A New Jersey’s nurse’s back was permanently injured because the hospital in which she worked failed to provide mechanical lifting devices for use by the hospital staff. In part, the reason why such a lifting device was not available was due to a lack of state based regulations mandating such devices be available.
Because of her injuries, this nurse has suffered wage loss, medical expense and prolonged medical treatment. “I live in constant pain, some days much worse than others,” she was quoted as saying. Before such devices were required in hospitals and nursing homes, more than half of the nurses reported suffering some sort of injury due to lifting accidents. Sometimes these injured workers only outlet would be to file a workers’ compensation claim.
Lifting injuries are just one of many safety issues that hospital staff must endure. More than half of the employees have been victims of violence or physical harassment on the job. Because the safety record of hospitals in New Jersey was so poor, the then governor and legislature put into place statewide standards which including the availability of lifting devices and violence prevention measures.

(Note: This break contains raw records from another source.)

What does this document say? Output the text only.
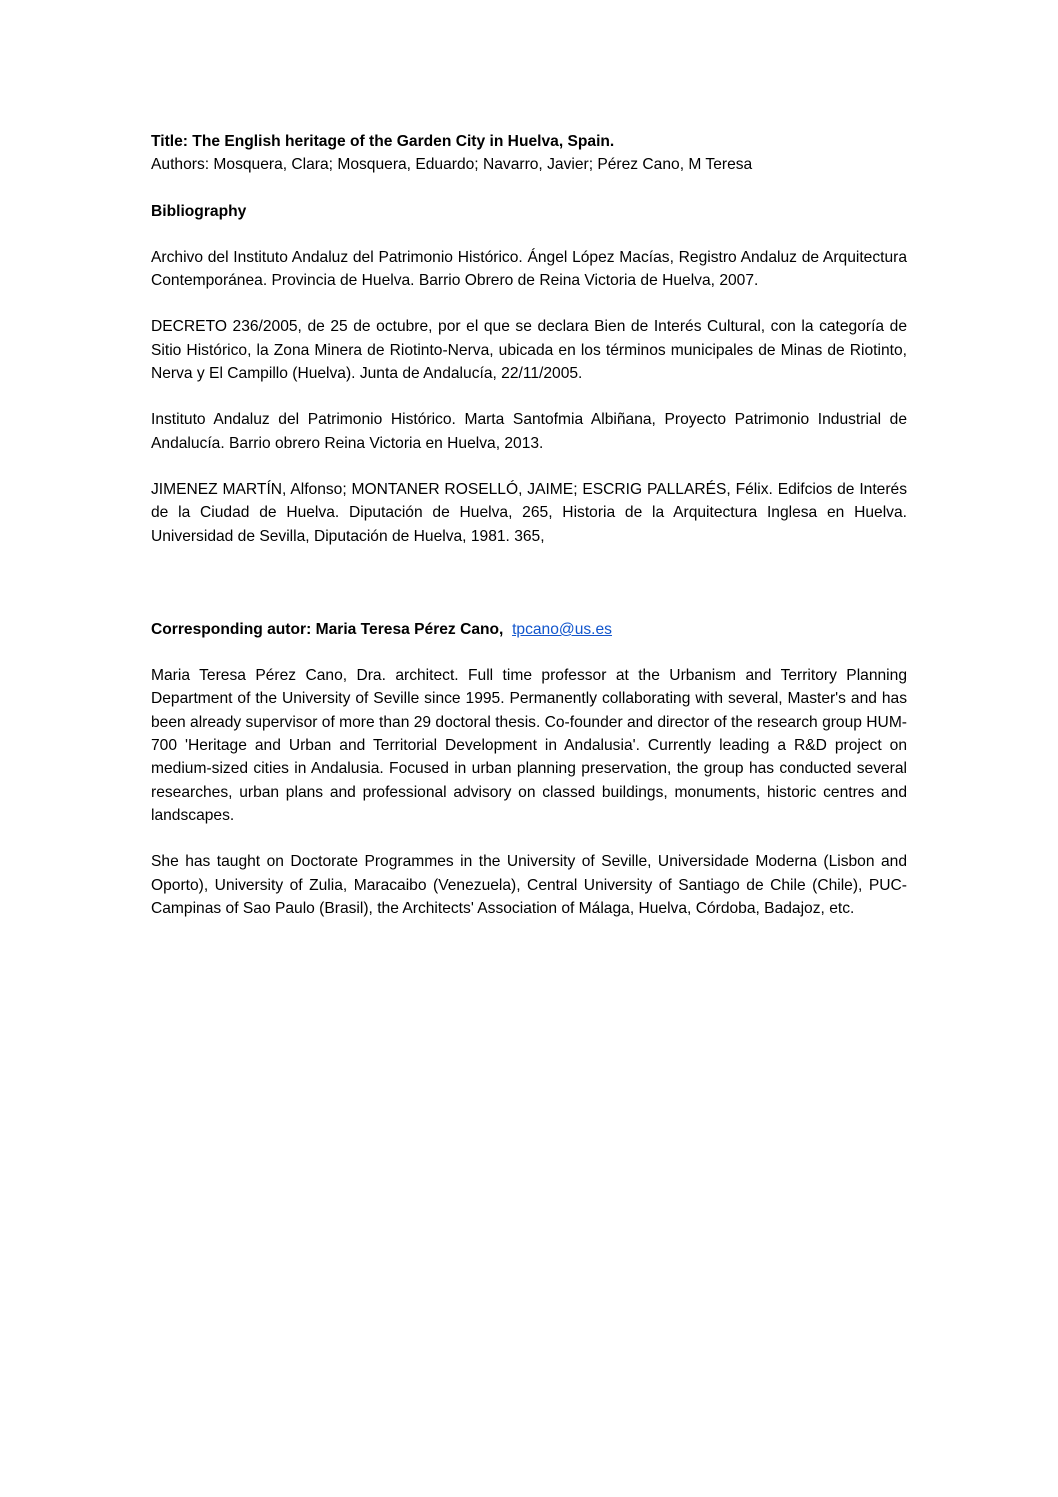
Title: The English heritage of the Garden City in Huelva, Spain.

Authors: Mosquera, Clara; Mosquera, Eduardo; Navarro, Javier; Pérez Cano, M Teresa

Bibliography

Archivo del Instituto Andaluz del Patrimonio Histórico. Ángel López Macías, Registro Andaluz de Arquitectura Contemporánea. Provincia de Huelva. Barrio Obrero de Reina Victoria de Huelva, 2007.

DECRETO 236/2005, de 25 de octubre, por el que se declara Bien de Interés Cultural, con la categoría de Sitio Histórico, la Zona Minera de Riotinto-Nerva, ubicada en los términos municipales de Minas de Riotinto, Nerva y El Campillo (Huelva). Junta de Andalucía, 22/11/2005.

Instituto Andaluz del Patrimonio Histórico. Marta Santofmia Albiñana, Proyecto Patrimonio Industrial de Andalucía. Barrio obrero Reina Victoria en Huelva, 2013.

JIMENEZ MARTÍN, Alfonso; MONTANER ROSELLÓ, JAIME; ESCRIG PALLARÉS, Félix. Edifcios de Interés de la Ciudad de Huelva. Diputación de Huelva, 265, Historia de la Arquitectura Inglesa en Huelva. Universidad de Sevilla, Diputación de Huelva, 1981. 365,

Corresponding autor: Maria Teresa Pérez Cano, tpcano@us.es

Maria Teresa Pérez Cano, Dra. architect. Full time professor at the Urbanism and Territory Planning Department of the University of Seville since 1995. Permanently collaborating with several, Master's and has been already supervisor of more than 29 doctoral thesis. Co-founder and director of the research group HUM-700 'Heritage and Urban and Territorial Development in Andalusia'. Currently leading a R&D project on medium-sized cities in Andalusia. Focused in urban planning preservation, the group has conducted several researches, urban plans and professional advisory on classed buildings, monuments, historic centres and landscapes.

She has taught on Doctorate Programmes in the University of Seville, Universidade Moderna (Lisbon and Oporto), University of Zulia, Maracaibo (Venezuela), Central University of Santiago de Chile (Chile), PUC-Campinas of Sao Paulo (Brasil), the Architects' Association of Málaga, Huelva, Córdoba, Badajoz, etc.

Though evidence shows that employers would save a great millions of dollars in workers’ compensation and other costs that result from worker injuries, many corporations continue to resist such safety measures. They would prefer that any state legislation that exceeds what has already been enacted by the federal government to be prohibited.
The laws concerning worker safety are complicated, but an attorney experienced in the area of workers’ compensation and workers’ safety can assist that worker and his family in receiving compensation for injuries or illness. Such representation can force a hospital or medical center to make needed changes to insure worker safety in the future.
Employees at hospitals could be facing the same risks if employers repeatedly ignore warnings and safety recommendations. If these facilities are not held accountable, serious injuries to employees is likely to continue to occur.